The personal in the Piano Quintet, a musical response to the death of the composer's mother, is anyhow pretty unmissable. There is an obsessive anguish expressed in much clashing of quarter-tones - that's ultimately absorbed, after five movements, into an equally obsessive, lightly-lilting piano refrain that, in this performance, remained impressively unsweetened. The Vanbrughs rose to the occasion, and the audience was vociferous in its acclaim.

The main evening concert included Mozart's Kegelstatt Trio in a muted performance by Pascal Moraguès (clarinet), Danilo Rossi (viola) and Artur Pizarro (piano).

Pizarro was back at the piano, with Patricia Kopatchinskaja (violin), Zoltán Gal (viola) and Alexander Ivashkin (cello) for a Dr Jekyll and Mr Hyde performance of Brahms's C minor Piano Quartet, with Kopatchinskaja often inhabiting an hysterical zone all her own - fabulous fiddling serving an interpretative approach that was really quite strange. Ivashkin was joined by accordionist Dermot Dunne in Sofia Gubaidulina's In Croce, a work that, with broad gestures, effectively casts the two instruments in highly-contrasting roles.

The day opened with a harp recital by Godelieve Schrama, in none-too sharp-sounding arrangements of keyboard sonatas by Scarlatti and Soler. Britten's Suite, Op. 83, and Berio's Sequenza II showed the wisdom of including original music by 20th-century masters.
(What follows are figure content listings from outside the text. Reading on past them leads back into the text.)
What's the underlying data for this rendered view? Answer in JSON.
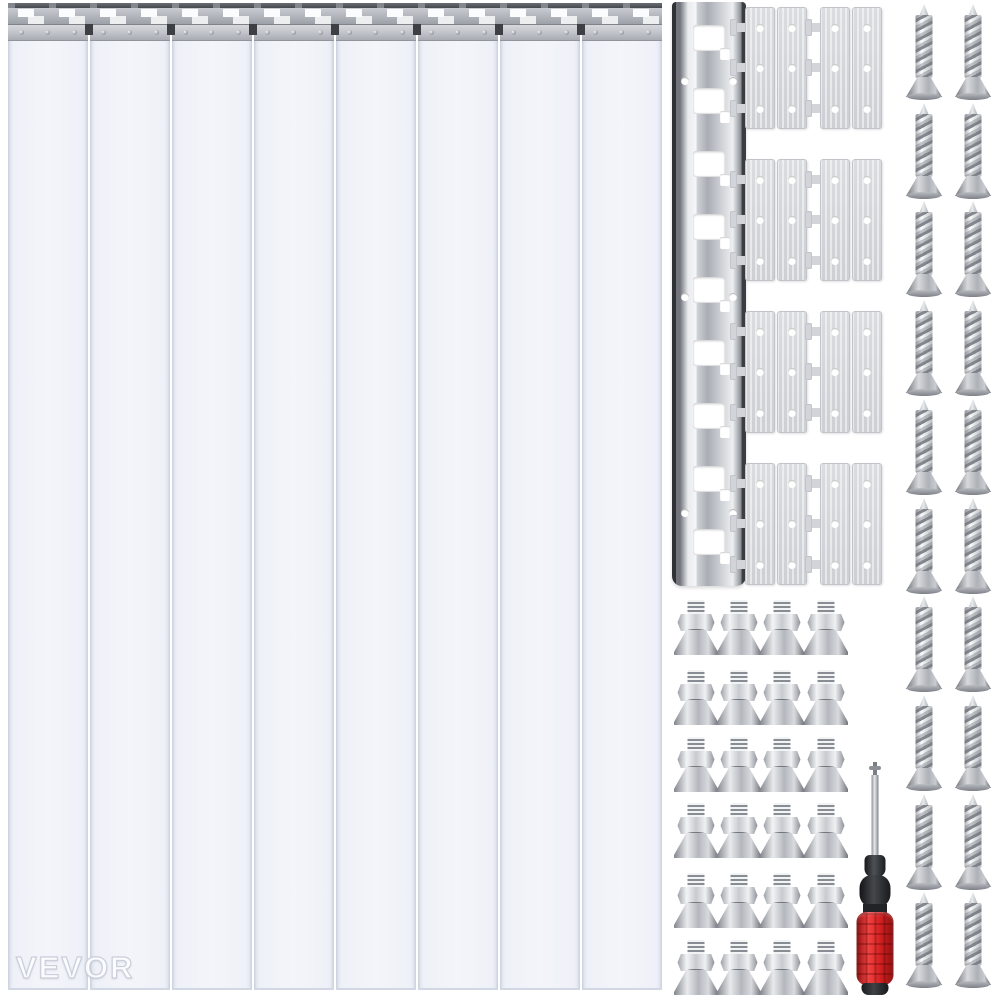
{
  "brand": {
    "watermark_text": "VEVOR"
  },
  "colors": {
    "background": "#ffffff",
    "strip_fill": "#eef1f7",
    "strip_edge": "#c9cfdd",
    "metal_light": "#eceef0",
    "metal_mid": "#b9bdc3",
    "metal_dark": "#4a4d52",
    "screwdriver_red": "#d62222",
    "screwdriver_black": "#2b2d30"
  },
  "components": {
    "strip_curtain": {
      "label": "clear-pvc-strip-curtain",
      "strip_count": 8,
      "screws_per_clamp": 3
    },
    "top_rail": {
      "label": "slotted-hanging-rail"
    },
    "vertical_rail": {
      "label": "slotted-mounting-rail",
      "slot_count": 9,
      "screw_hole_pairs": 3
    },
    "hinge_plates": {
      "label": "strip-hanger-plates",
      "group_count": 4,
      "pairs_per_group": 2,
      "plates_per_pair": 2,
      "holes_per_plate": 3,
      "tabs_per_left_plate": 3,
      "total_plates": 16
    },
    "bolts": {
      "label": "hex-nut-bolts",
      "rows": 6,
      "columns": 4,
      "total": 24
    },
    "screws": {
      "label": "self-tapping-screws",
      "rows": 10,
      "columns": 2,
      "total": 20
    },
    "screwdriver": {
      "label": "phillips-screwdriver",
      "handle_color_name": "red"
    }
  }
}
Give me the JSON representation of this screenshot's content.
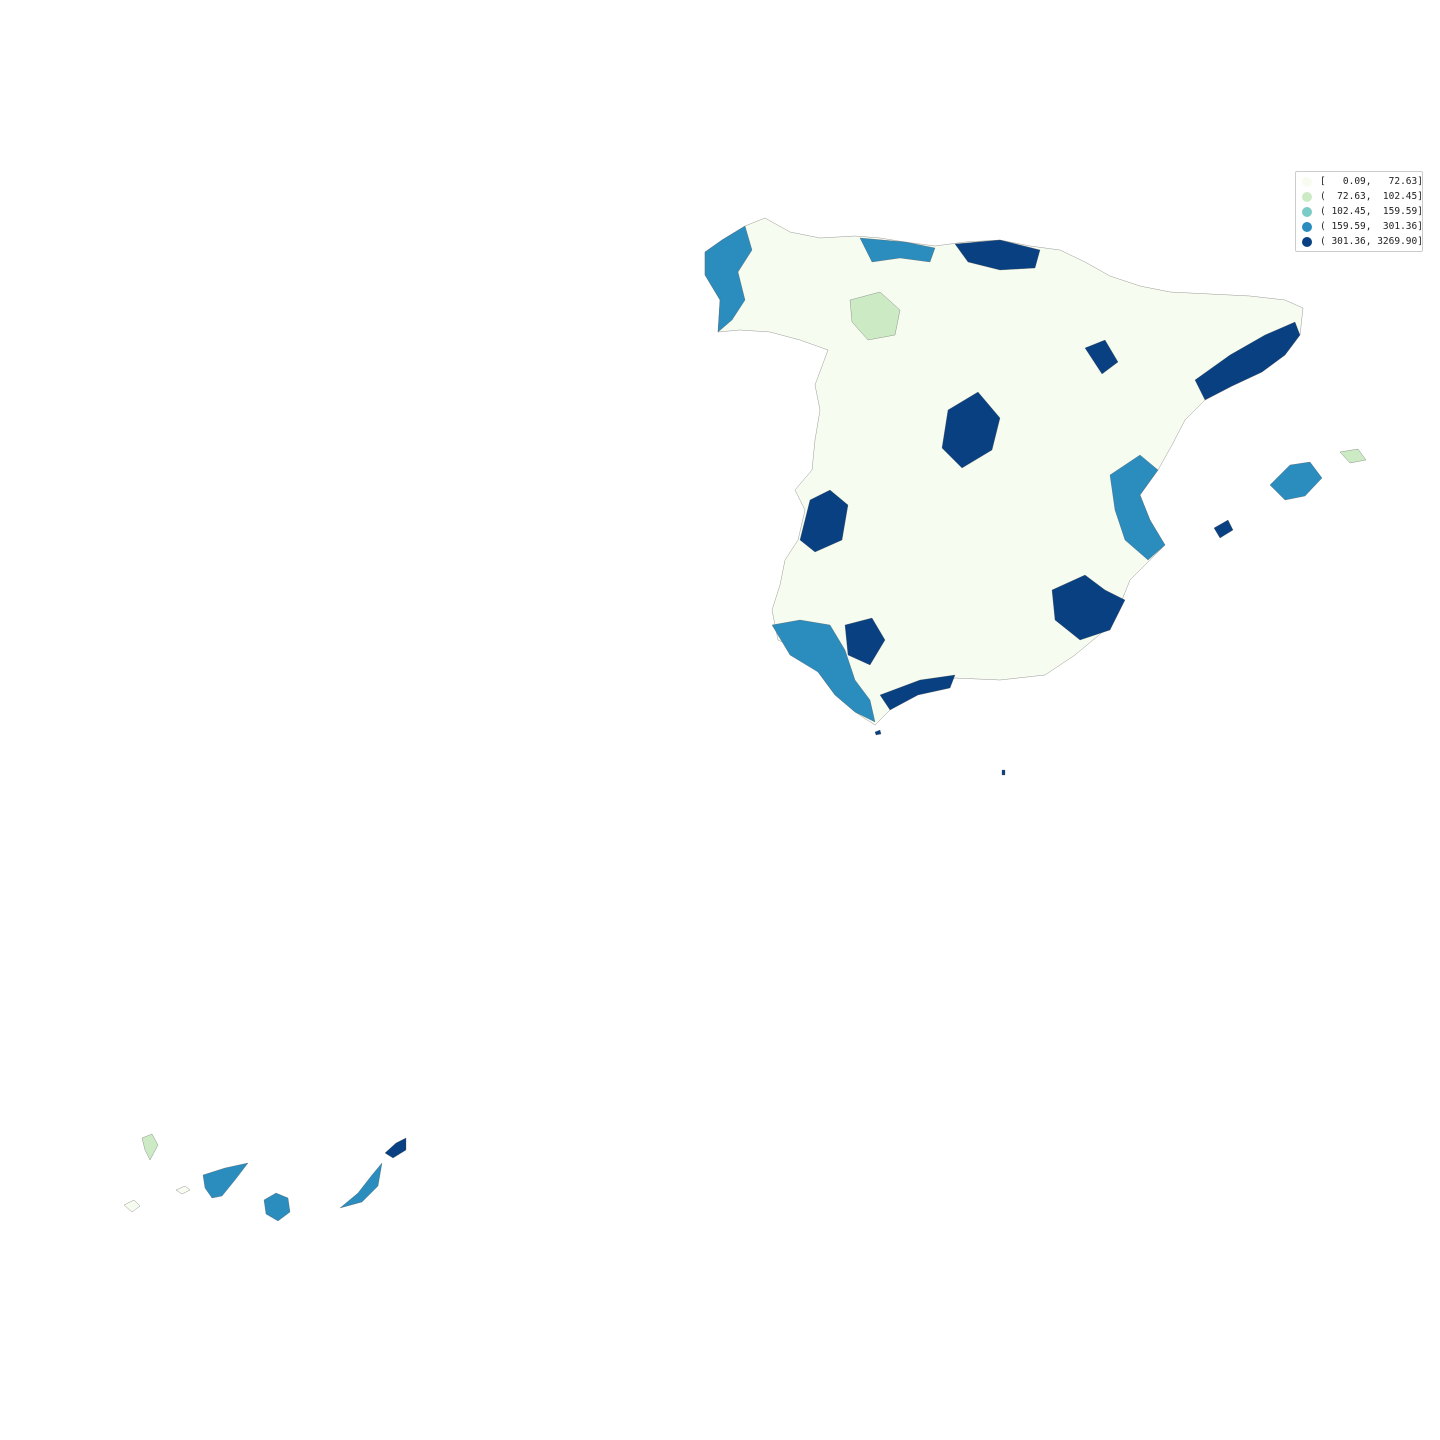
{
  "legend": {
    "classes": [
      {
        "label": "[   0.09,   72.63]",
        "color": "#f7fcf0"
      },
      {
        "label": "(  72.63,  102.45]",
        "color": "#ccebc5"
      },
      {
        "label": "( 102.45,  159.59]",
        "color": "#7bccc4"
      },
      {
        "label": "( 159.59,  301.36]",
        "color": "#2b8cbe"
      },
      {
        "label": "( 301.36, 3269.90]",
        "color": "#084081"
      }
    ]
  },
  "regions": [
    {
      "name": "peninsula",
      "class": 0
    },
    {
      "name": "galicia-coast",
      "class": 3
    },
    {
      "name": "asturias-cantabria-coast",
      "class": 3
    },
    {
      "name": "basque-country",
      "class": 4
    },
    {
      "name": "madrid",
      "class": 4
    },
    {
      "name": "zaragoza",
      "class": 4
    },
    {
      "name": "catalonia-coast",
      "class": 4
    },
    {
      "name": "valencia-coast",
      "class": 3
    },
    {
      "name": "murcia-alicante",
      "class": 4
    },
    {
      "name": "andalusia-west",
      "class": 3
    },
    {
      "name": "seville",
      "class": 4
    },
    {
      "name": "malaga-coast",
      "class": 4
    },
    {
      "name": "extremadura-badajoz",
      "class": 4
    },
    {
      "name": "north-meseta",
      "class": 1
    },
    {
      "name": "mallorca",
      "class": 3
    },
    {
      "name": "menorca",
      "class": 1
    },
    {
      "name": "ibiza",
      "class": 4
    },
    {
      "name": "ceuta",
      "class": 4
    },
    {
      "name": "melilla",
      "class": 4
    },
    {
      "name": "la-palma",
      "class": 1
    },
    {
      "name": "el-hierro",
      "class": 0
    },
    {
      "name": "la-gomera",
      "class": 0
    },
    {
      "name": "tenerife",
      "class": 3
    },
    {
      "name": "gran-canaria",
      "class": 3
    },
    {
      "name": "fuerteventura",
      "class": 3
    },
    {
      "name": "lanzarote",
      "class": 4
    }
  ]
}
But sadly, the two major harp showpieces, by Parish-Alvars and Renié went awry, with extraordinary memory lapses and even more extraordinary lapses in professional decorum in the handling of them.

The Petersen Quartet's afternoon programme offered Beethoven (a clean performance of the Quartet in A, Op. 18 No. 5, that somehow seemed almost perfunctory), Krenek (the rather anonymous-sounding Five Short Pieces of 1948 by this prolific and stylistically many-faceted composer), and Shostakovich (a satisfying performance of the Fourth Quartet, written in the wake of the official condemnation of 1948).

Friday featured French flautist Mathieu Dufour (currently first flute of the Chicago Symphony Orchestra) in easy partnership with Irish pianist Finghin Collins. They offered flute favourites by Fauré, Roussel, Messiaen and Prokofiev in performances that were both warm-hearted and sharply etched.